Design in Motion
March 26, 2018
Pictured: The playscape sculptures on display at Education Hall Center Gallery.
How do you design a “wiggle”?
That was the question put forth by Associate Professor Naomi Frangos to NYIT School of Architecture and Design students in her Fabrication and Design: Variable Flexible Formwork class. Her goal: get them to use action words to fuel their creation of playscapes—curve-shaped structures designed to encourage playful activity with children and adults—for a high school in Los Angeles. Helping them were landscape architecture students from California State Polytechnic University, Pomona (Cal Poly Pomona) under the direction of Frangos’ faculty counterpart, Assistant Professor Rennie Tang.
In an initial fabrication course last fall, Frangos asked students to come up with words that constituted play. “We wanted them to think of verbs,” she says. “They came up with verbs like wiggle, stretch, and twist, and so on.”

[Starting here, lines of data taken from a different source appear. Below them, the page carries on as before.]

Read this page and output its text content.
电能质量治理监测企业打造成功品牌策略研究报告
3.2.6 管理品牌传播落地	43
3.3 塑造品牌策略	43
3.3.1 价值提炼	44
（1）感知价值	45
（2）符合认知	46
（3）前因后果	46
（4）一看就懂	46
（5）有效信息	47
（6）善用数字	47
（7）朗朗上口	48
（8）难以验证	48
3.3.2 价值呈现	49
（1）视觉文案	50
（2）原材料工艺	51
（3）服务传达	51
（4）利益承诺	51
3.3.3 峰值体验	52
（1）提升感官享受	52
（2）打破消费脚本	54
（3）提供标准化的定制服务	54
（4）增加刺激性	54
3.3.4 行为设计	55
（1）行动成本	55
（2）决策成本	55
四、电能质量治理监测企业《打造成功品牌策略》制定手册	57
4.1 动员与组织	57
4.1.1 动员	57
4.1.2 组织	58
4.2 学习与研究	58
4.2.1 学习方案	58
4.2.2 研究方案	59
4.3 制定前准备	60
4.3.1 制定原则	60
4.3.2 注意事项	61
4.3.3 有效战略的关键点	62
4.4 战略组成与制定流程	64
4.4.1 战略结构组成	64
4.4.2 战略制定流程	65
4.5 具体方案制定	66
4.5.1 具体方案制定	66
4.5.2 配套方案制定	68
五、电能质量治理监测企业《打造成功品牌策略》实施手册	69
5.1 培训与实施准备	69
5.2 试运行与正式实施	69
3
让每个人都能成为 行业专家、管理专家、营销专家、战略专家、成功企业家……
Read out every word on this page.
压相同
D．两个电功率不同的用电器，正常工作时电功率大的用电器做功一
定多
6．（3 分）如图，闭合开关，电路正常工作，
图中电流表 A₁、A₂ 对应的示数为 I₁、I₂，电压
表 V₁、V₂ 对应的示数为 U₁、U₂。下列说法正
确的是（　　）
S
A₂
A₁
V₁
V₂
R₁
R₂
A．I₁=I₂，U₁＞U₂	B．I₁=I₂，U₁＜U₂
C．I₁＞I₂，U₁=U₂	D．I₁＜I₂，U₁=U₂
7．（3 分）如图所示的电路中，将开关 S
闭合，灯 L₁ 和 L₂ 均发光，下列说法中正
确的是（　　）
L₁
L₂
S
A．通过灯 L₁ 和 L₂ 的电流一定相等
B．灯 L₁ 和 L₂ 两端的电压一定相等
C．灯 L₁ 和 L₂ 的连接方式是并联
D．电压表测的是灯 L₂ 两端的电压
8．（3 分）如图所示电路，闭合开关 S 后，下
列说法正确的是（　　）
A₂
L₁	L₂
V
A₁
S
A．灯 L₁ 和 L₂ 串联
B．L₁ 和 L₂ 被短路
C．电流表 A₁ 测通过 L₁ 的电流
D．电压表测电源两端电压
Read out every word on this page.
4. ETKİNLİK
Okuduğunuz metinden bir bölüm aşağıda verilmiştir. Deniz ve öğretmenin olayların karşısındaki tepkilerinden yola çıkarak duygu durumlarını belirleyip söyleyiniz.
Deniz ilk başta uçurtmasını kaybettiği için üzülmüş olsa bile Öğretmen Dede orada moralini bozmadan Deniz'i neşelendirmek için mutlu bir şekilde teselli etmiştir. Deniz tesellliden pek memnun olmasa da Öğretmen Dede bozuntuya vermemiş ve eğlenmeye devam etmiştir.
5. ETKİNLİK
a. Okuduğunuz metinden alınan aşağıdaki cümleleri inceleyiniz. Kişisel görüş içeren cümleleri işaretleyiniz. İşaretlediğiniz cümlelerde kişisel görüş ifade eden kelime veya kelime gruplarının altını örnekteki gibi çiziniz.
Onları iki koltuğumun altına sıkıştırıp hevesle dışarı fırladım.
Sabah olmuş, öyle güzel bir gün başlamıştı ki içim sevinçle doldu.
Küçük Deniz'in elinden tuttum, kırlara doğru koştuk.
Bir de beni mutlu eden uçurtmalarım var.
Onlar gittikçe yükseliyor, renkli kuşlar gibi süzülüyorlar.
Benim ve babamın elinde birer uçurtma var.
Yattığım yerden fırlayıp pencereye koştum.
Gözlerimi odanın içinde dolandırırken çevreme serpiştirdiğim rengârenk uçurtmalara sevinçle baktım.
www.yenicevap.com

From there, the students used pins and strings on boards to simulate these movements. These helped inform the shape of plaster forms that were cast in fabric and then scaled up as cast concrete prototypes during a collaborative January workshop between NYIT and Cal Poly Pomona students at NYIT-Old Westbury’s Sculpture Barn. Supervising the workshop with Frangos was Tang, as well as Ronnie Araya, an architect from Montreal, and Remo Pedreschi, professor of architectural technology from University of Edinburgh.

Associate Professor Naomi Frangos, center, greets attendees at the opening reception of Inhabiting Surface: Studies in Variable Formwork Design exhibition.
“Our sculpture barn was brought to life for five days as students embarked on an intense hands-on learning experience, the products of which are now being showcased in Education Hall,” says Frangos. “The title of this exhibition, Inhabiting Surface, emerges from my joint research with Professor Tang on bridging human movement and variable formwork as a strategy towards finding dynamic new forms that lie at the intersection between architecture and landscape.”
In designing the playscape sculptures, NYIT students appreciated the unique construction materials that blended concrete with fabric. “We’re told that concrete is rigid but with fabric we had more flexibility than we were used to,” says NYIT architecture student Walter Romero.
After the Cal Poly Pomona students returned home following the January workshop in the Sculpture Barn, NYIT students continued to communicate with them to further refine their ideas and designs. “I learned that I needed to make things clearer since we were not interacting with them in person,” says Rochelle Browne, Romero’s classmate. “With virtual communication, it felt more like how real-world architects interact across vast distances.”
The preliminary designs of “Inhabiting Surface: Studies in Variable Formwork Design” will be on display through April 2 at the Education Hall Center Gallery. Later this year, Frangos and her students plan to travel to Los Angeles and reconstruct the playscape using 3D scans of the concrete designs for International Polytechnic High School, located on the Cal Poly Pomona campus.
For now, Inhabiting Surface, with its unique build materials and interdisciplinary collaboration with Cal Poly Pomona, has already proved a unique learning experience for Frangos’ class.
“If you want to design something that has systematic and organized form, you need to be incredibly rigorous about your process and understand how each part is important,” says NYIT student Benjamin Sather.